There is “prima facie evidence” from a security agent of seeing Mr Kane departing the lands on March 28th last, amounting to contempt of Mr Kane’s undertakings, the judge found. The judge also said “tax returns” provided by Mr Kane last month were “manifestly not correct”. 
Material from the Revenue “effectively torpedoed” Mr Kane’s claim that he was in 2017 an employee of a company the court was previously told was a “concoction” dreamed up to facilitate him in dealing in cars, he said. 
The judge has given Mr Kane two weeks to answer the Revenue’s claims of also breaching an undertaking concerning the tax returns before deciding whether he should be jailed for contempt. 
The “torturous and tiresome” litigation concerning Mr Kane, dating back to 2009, was supposed to have been brought to an end with undertakings given as part of an agreement between Mr Kane and the Revenue of November 2018, he said. 
That agreement provided that Myles Kirby, a receiver appointed by the Revenue to recover under the July 2009 €4.97 million judgment entered against Mr Kane, will not pursue possession of Mr Kane’s family home if Mr Kane pays €450,000 to the Revenue. 
Deter and intimidate 
Mr Kane has made various payments as agreed and is to make a final payment of €120,000 in November. Mr Kirby alleges Mr Kane is in contempt of other undertakings under the agreement, including not to interfere with efforts to sell lands and to file tax returns for periods from January 2017 and not form any limited companies for 10 years. 
On Wednesday, Gary McCarthy SC, instructed by Ivor Fitzpatrick Solicitors, for Mr Kirby, said the receiver’s application was to jail Mr Kane for contempt of undertakings not to enter onto lands and file tax returns. Mr Kirby believes Mr Kane is involved in a campaign to deter and intimidate purchasers of the lands which involved breaking locks on lands, putting up flags and laminated notices, counsel said. A window was also smashed in the home of an intended purchaser. 

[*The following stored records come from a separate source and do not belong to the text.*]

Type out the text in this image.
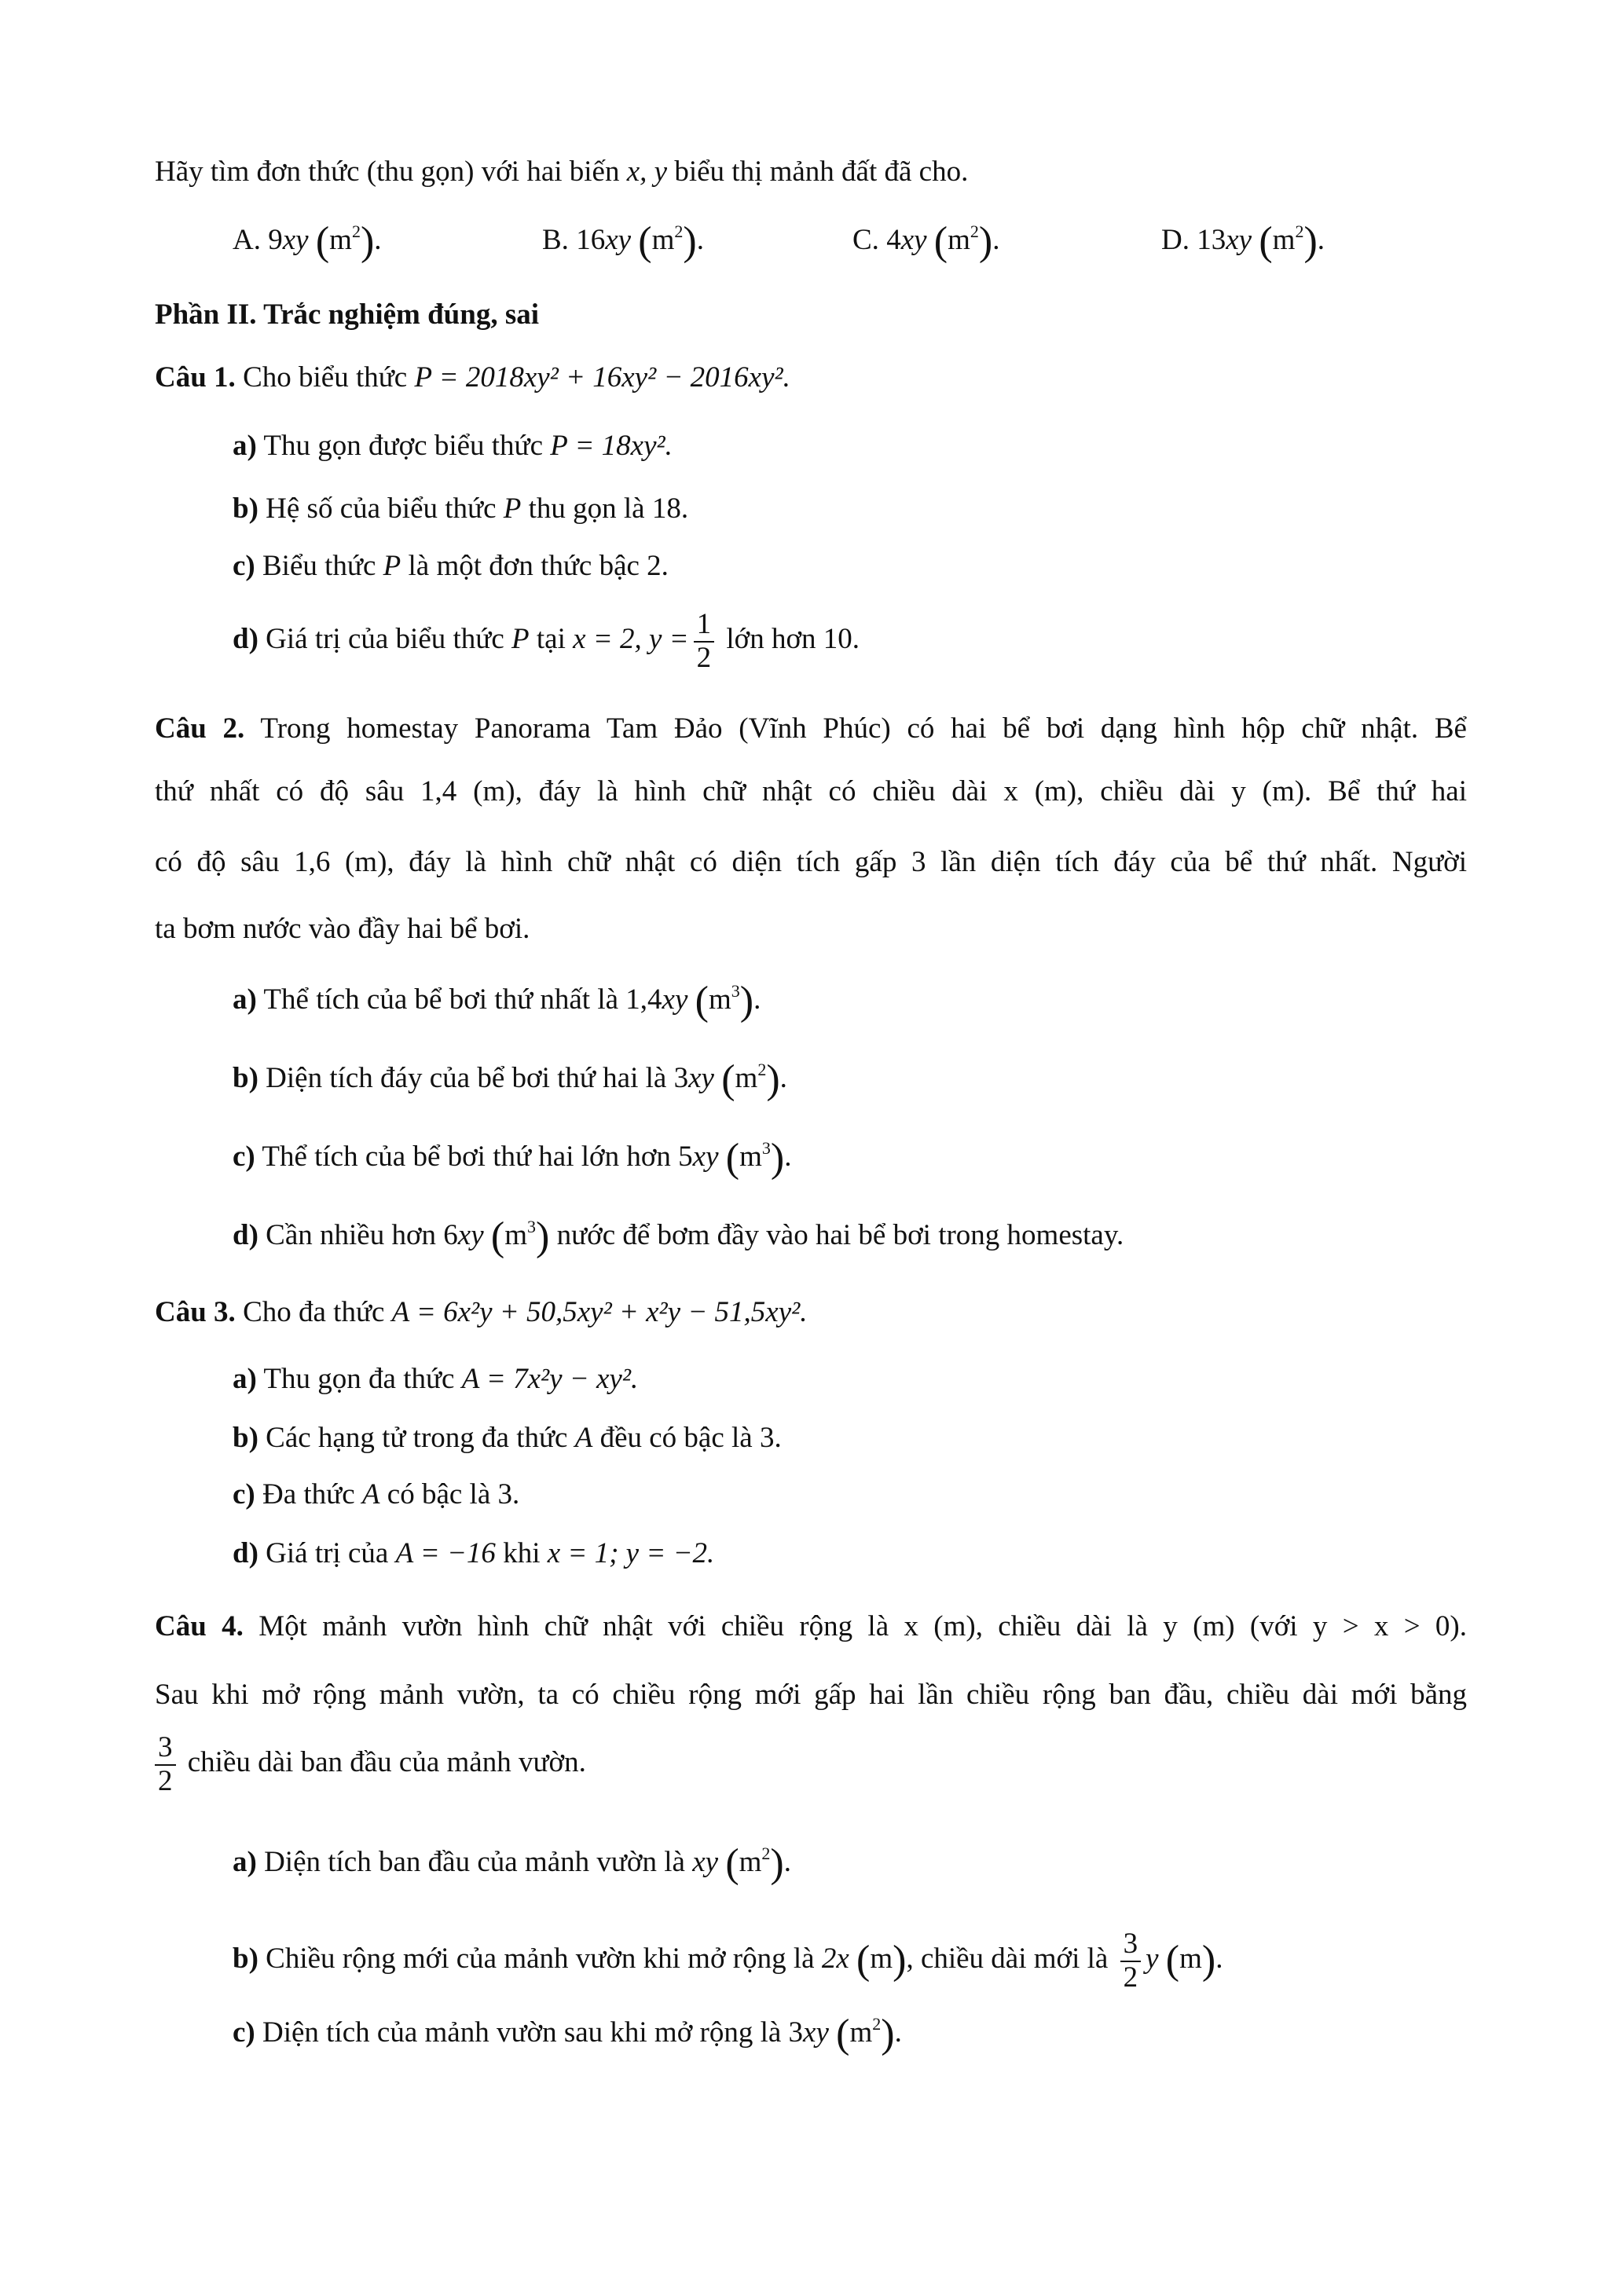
Hãy tìm đơn thức (thu gọn) với hai biến x, y biểu thị mảnh đất đã cho.
A. 9xy $(m^2)$.	B. 16xy $(m^2)$.	C. 4xy $(m^2)$.	D. 13xy $(m^2)$.
Phần II. Trắc nghiệm đúng, sai
Câu 1. Cho biểu thức P = 2018xy² + 16xy² − 2016xy².
a) Thu gọn được biểu thức P = 18xy².
b) Hệ số của biểu thức P thu gọn là 18.
c) Biểu thức P là một đơn thức bậc 2.
d) Giá trị của biểu thức P tại x = 2, $y = \frac{1}{2}$ lớn hơn 10.
Câu 2. Trong homestay Panorama Tam Đảo (Vĩnh Phúc) có hai bể bơi dạng hình hộp chữ nhật. Bể
thứ nhất có độ sâu 1,4 (m), đáy là hình chữ nhật có chiều dài x (m), chiều dài y (m). Bể thứ hai
có độ sâu 1,6 (m), đáy là hình chữ nhật có diện tích gấp 3 lần diện tích đáy của bể thứ nhất. Người
ta bơm nước vào đầy hai bể bơi.
a) Thể tích của bể bơi thứ nhất là 1,4xy $(m^3)$.
b) Diện tích đáy của bể bơi thứ hai là 3xy $(m^2)$.
c) Thể tích của bể bơi thứ hai lớn hơn 5xy $(m^3)$.
d) Cần nhiều hơn 6xy $(m^3)$ nước để bơm đầy vào hai bể bơi trong homestay.
Câu 3. Cho đa thức A = 6x²y + 50,5xy² + x²y − 51,5xy².
a) Thu gọn đa thức A = 7x²y − xy².
b) Các hạng tử trong đa thức A đều có bậc là 3.
c) Đa thức A có bậc là 3.
d) Giá trị của A = −16 khi x = 1; y = −2.
Câu 4. Một mảnh vườn hình chữ nhật với chiều rộng là x (m), chiều dài là y (m) (với y > x > 0).
Sau khi mở rộng mảnh vườn, ta có chiều rộng mới gấp hai lần chiều rộng ban đầu, chiều dài mới bằng
$\frac{3}{2}$ chiều dài ban đầu của mảnh vườn.
a) Diện tích ban đầu của mảnh vườn là xy $(m^2)$.
b) Chiều rộng mới của mảnh vườn khi mở rộng là 2x (m), chiều dài mới là $\frac{3}{2}$ y (m).
c) Diện tích của mảnh vườn sau khi mở rộng là 3xy $(m^2)$.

Mr Kane, representing himself, denied contempt and denied he was on lands at Willsbrook, Co Longford, on March 28th last as alleged. He accepted he was late in filing tax returns but said he had filed on June 17th last. He said he had worked for another man in 2017 but was working for himself in 2018, has children in college and a lot of debt. 
Report ‘misgivings’ 
Earlier, the judge directed the release from custody of Seamus Kane, a brother of John Alex Kane, after Seamus Kane gave sworn undertakings not to enter on or interfere with the lands at issue. Seamus Kane was sent to custody a week ago after admitting he had gone onto the lands in contempt of undertakings given by him last December. 

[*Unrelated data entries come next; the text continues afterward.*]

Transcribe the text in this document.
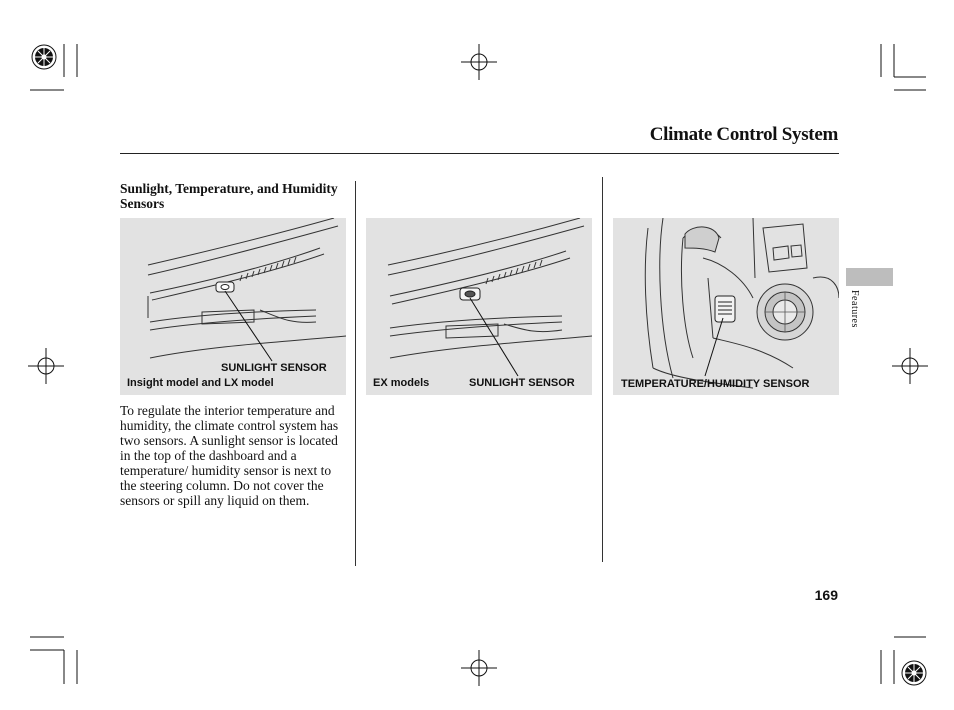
Climate Control System
Sunlight, Temperature, and Humidity Sensors
SUNLIGHT SENSOR
Insight model and LX model	EX models	SUNLIGHT SENSOR	TEMPERATURE/HUMIDITY SENSOR
To regulate the interior temperature and humidity, the climate control system has two sensors. A sunlight sensor is located in the top of the dashboard and a temperature/ humidity sensor is next to the steering column. Do not cover the sensors or spill any liquid on them.
Features
169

He said his entry was to cut grass, he was not in his right mind at the time due to alcohol, and apologised. The judge adjourned for a week a final ruling on the committal application, saying he wanted to hear from a doctor concerning a medical report produced by Mr Kane, which stated he had alcoholism and depression, is on medication and doing well. 
The judge voiced “misgivings” about the report, including it appeared to be a photocopy and contained misspellings. On Wednesday, the doctor told the judge he wrote the report, it was genuine and not a copy. He agreed there were misspellings and said those probably arose because he was busy at the time. 
Having heard the evidence and submissions, Mr Justice Kelly accepted Mr Kane’s undertakings and apology and directed his release from custody but warned he will be jailed for “a long time” if there is any further breach of the undertakings.